You can minimize liquidity risk by choosing a precious metals supplier that offers online storage accounts for instant liquidity. With an online storage account, your funds can generally be dispersed one to three days after the transaction is settled. 

Risk 4: Storage Risk

When you store precious metals in a safe deposit box or bank vault, you’re exposing yourself to the risk of theft, loss or having your assets tied up in the banking system. To minimize storage risk, make sure your gold or silver custodian offers full FDIC insurance on metals kept in their possession and that the vendor utilizes a third-party nonbank trustee approved by the IRS. If you do decide to stash your precious metals at home, tell as few people as possible and insure your assets privately. 

Risk 5: Counterparty Risk

Unless you invest in physical gold and silver, you’re exposing yourself to counterparty risk. In other words, the risk that the other party of a contract won’t honor their contractual obligations. 

When you invest in precious metals ETFs or mining stocks — two popular ways of investing in precious metals without actually owning bullion — you enter a contract with a vendor or brokerage. While this type of exposure to precious metals has its own advantages, such as not needing to worry about storage, it comes with the risk of default. As much as gold stocks and ETFs are your assets, they’re somebody else’s liability, which means you can lose them if the other parties fail.

Gold and silver bullion, on the other hand, have no counterparty risk. In fact, physical precious metals are one of the few asset types that don’t carry this particular type of risk.

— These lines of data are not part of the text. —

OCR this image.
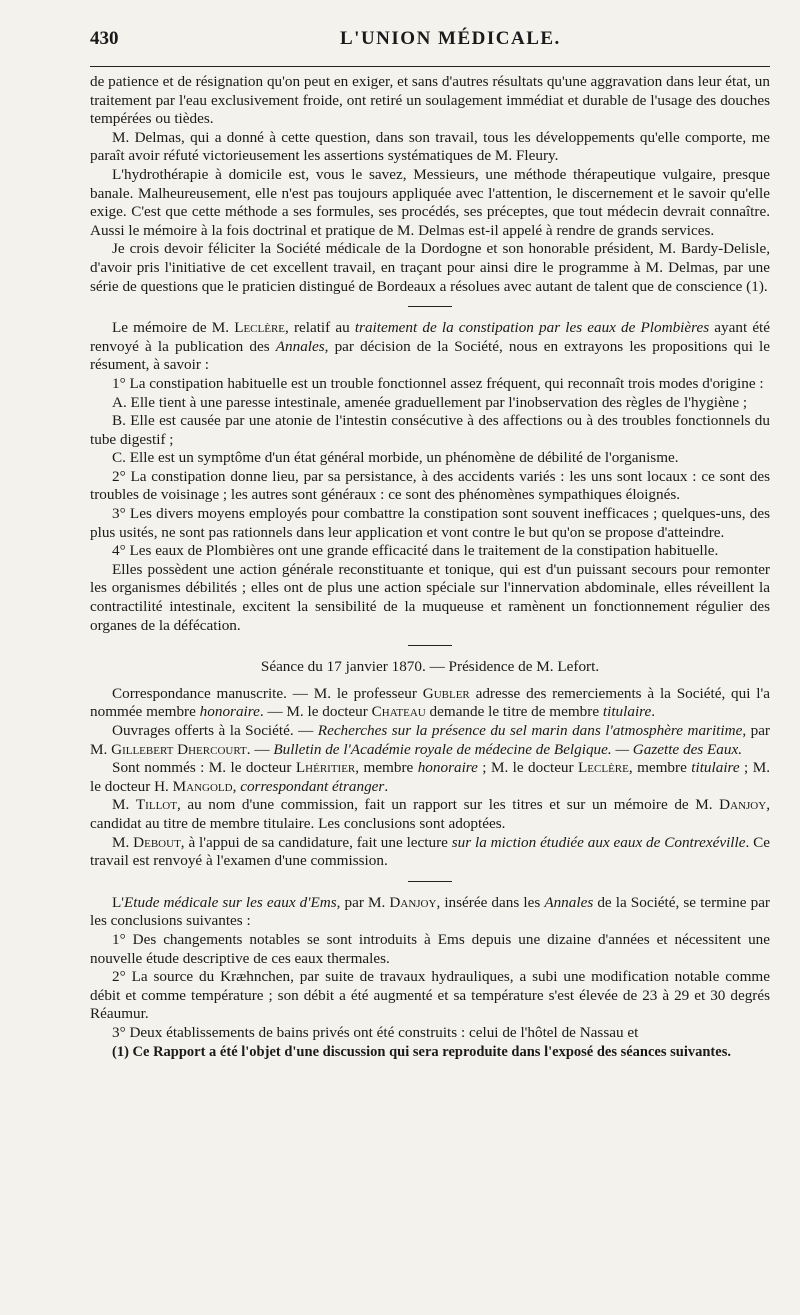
430	L'UNION MÉDICALE.

de patience et de résignation qu'on peut en exiger, et sans d'autres résultats qu'une aggravation dans leur état, un traitement par l'eau exclusivement froide, ont retiré un soulagement immédiat et durable de l'usage des douches tempérées ou tièdes.

M. Delmas, qui a donné à cette question, dans son travail, tous les développements qu'elle comporte, me paraît avoir réfuté victorieusement les assertions systématiques de M. Fleury.

L'hydrothérapie à domicile est, vous le savez, Messieurs, une méthode thérapeutique vulgaire, presque banale. Malheureusement, elle n'est pas toujours appliquée avec l'attention, le discernement et le savoir qu'elle exige. C'est que cette méthode a ses formules, ses procédés, ses préceptes, que tout médecin devrait connaître. Aussi le mémoire à la fois doctrinal et pratique de M. Delmas est-il appelé à rendre de grands services.

Je crois devoir féliciter la Société médicale de la Dordogne et son honorable président, M. Bardy-Delisle, d'avoir pris l'initiative de cet excellent travail, en traçant pour ainsi dire le programme à M. Delmas, par une série de questions que le praticien distingué de Bordeaux a résolues avec autant de talent que de conscience (1).

Le mémoire de M. Leclère, relatif au traitement de la constipation par les eaux de Plombières ayant été renvoyé à la publication des Annales, par décision de la Société, nous en extrayons les propositions qui le résument, à savoir :

1° La constipation habituelle est un trouble fonctionnel assez fréquent, qui reconnaît trois modes d'origine :

A. Elle tient à une paresse intestinale, amenée graduellement par l'inobservation des règles de l'hygiène ;

B. Elle est causée par une atonie de l'intestin consécutive à des affections ou à des troubles fonctionnels du tube digestif ;

C. Elle est un symptôme d'un état général morbide, un phénomène de débilité de l'organisme.

2° La constipation donne lieu, par sa persistance, à des accidents variés : les uns sont locaux : ce sont des troubles de voisinage ; les autres sont généraux : ce sont des phénomènes sympathiques éloignés.

3° Les divers moyens employés pour combattre la constipation sont souvent inefficaces ; quelques-uns, des plus usités, ne sont pas rationnels dans leur application et vont contre le but qu'on se propose d'atteindre.

4° Les eaux de Plombières ont une grande efficacité dans le traitement de la constipation habituelle.

Elles possèdent une action générale reconstituante et tonique, qui est d'un puissant secours pour remonter les organismes débilités ; elles ont de plus une action spéciale sur l'innervation abdominale, elles réveillent la contractilité intestinale, excitent la sensibilité de la muqueuse et ramènent un fonctionnement régulier des organes de la défécation.

Séance du 17 janvier 1870. — Présidence de M. Lefort.

Correspondance manuscrite. — M. le professeur Gubler adresse des remerciements à la Société, qui l'a nommée membre honoraire. — M. le docteur Chateau demande le titre de membre titulaire.

Ouvrages offerts à la Société. — Recherches sur la présence du sel marin dans l'atmosphère maritime, par M. Gillebert Dhercourt. — Bulletin de l'Académie royale de médecine de Belgique. — Gazette des Eaux.

Sont nommés : M. le docteur Lhéritier, membre honoraire ; M. le docteur Leclère, membre titulaire ; M. le docteur H. Mangold, correspondant étranger.

M. Tillot, au nom d'une commission, fait un rapport sur les titres et sur un mémoire de M. Danjoy, candidat au titre de membre titulaire. Les conclusions sont adoptées.

M. Debout, à l'appui de sa candidature, fait une lecture sur la miction étudiée aux eaux de Contrexéville. Ce travail est renvoyé à l'examen d'une commission.

L'Etude médicale sur les eaux d'Ems, par M. Danjoy, insérée dans les Annales de la Société, se termine par les conclusions suivantes :

1° Des changements notables se sont introduits à Ems depuis une dizaine d'années et nécessitent une nouvelle étude descriptive de ces eaux thermales.

2° La source du Kræhnchen, par suite de travaux hydrauliques, a subi une modification notable comme débit et comme température ; son débit a été augmenté et sa température s'est élevée de 23 à 29 et 30 degrés Réaumur.

3° Deux établissements de bains privés ont été construits : celui de l'hôtel de Nassau et

(1) Ce Rapport a été l'objet d'une discussion qui sera reproduite dans l'exposé des séances suivantes.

Minimizing Risk While Investing In Precious Metals

If you’re going to invest in precious metals, there are steps you can take to minimize risk and walk away with a more stable and shock-resistant portfolio. It starts with investing in physical bullion held by insured, IRS-approved third-party custodians. 

Although physical gold and silver won’t pay you a dividend, they can give you peace of mind and a more robust portfolio designed to retain more of its value during economic downturns.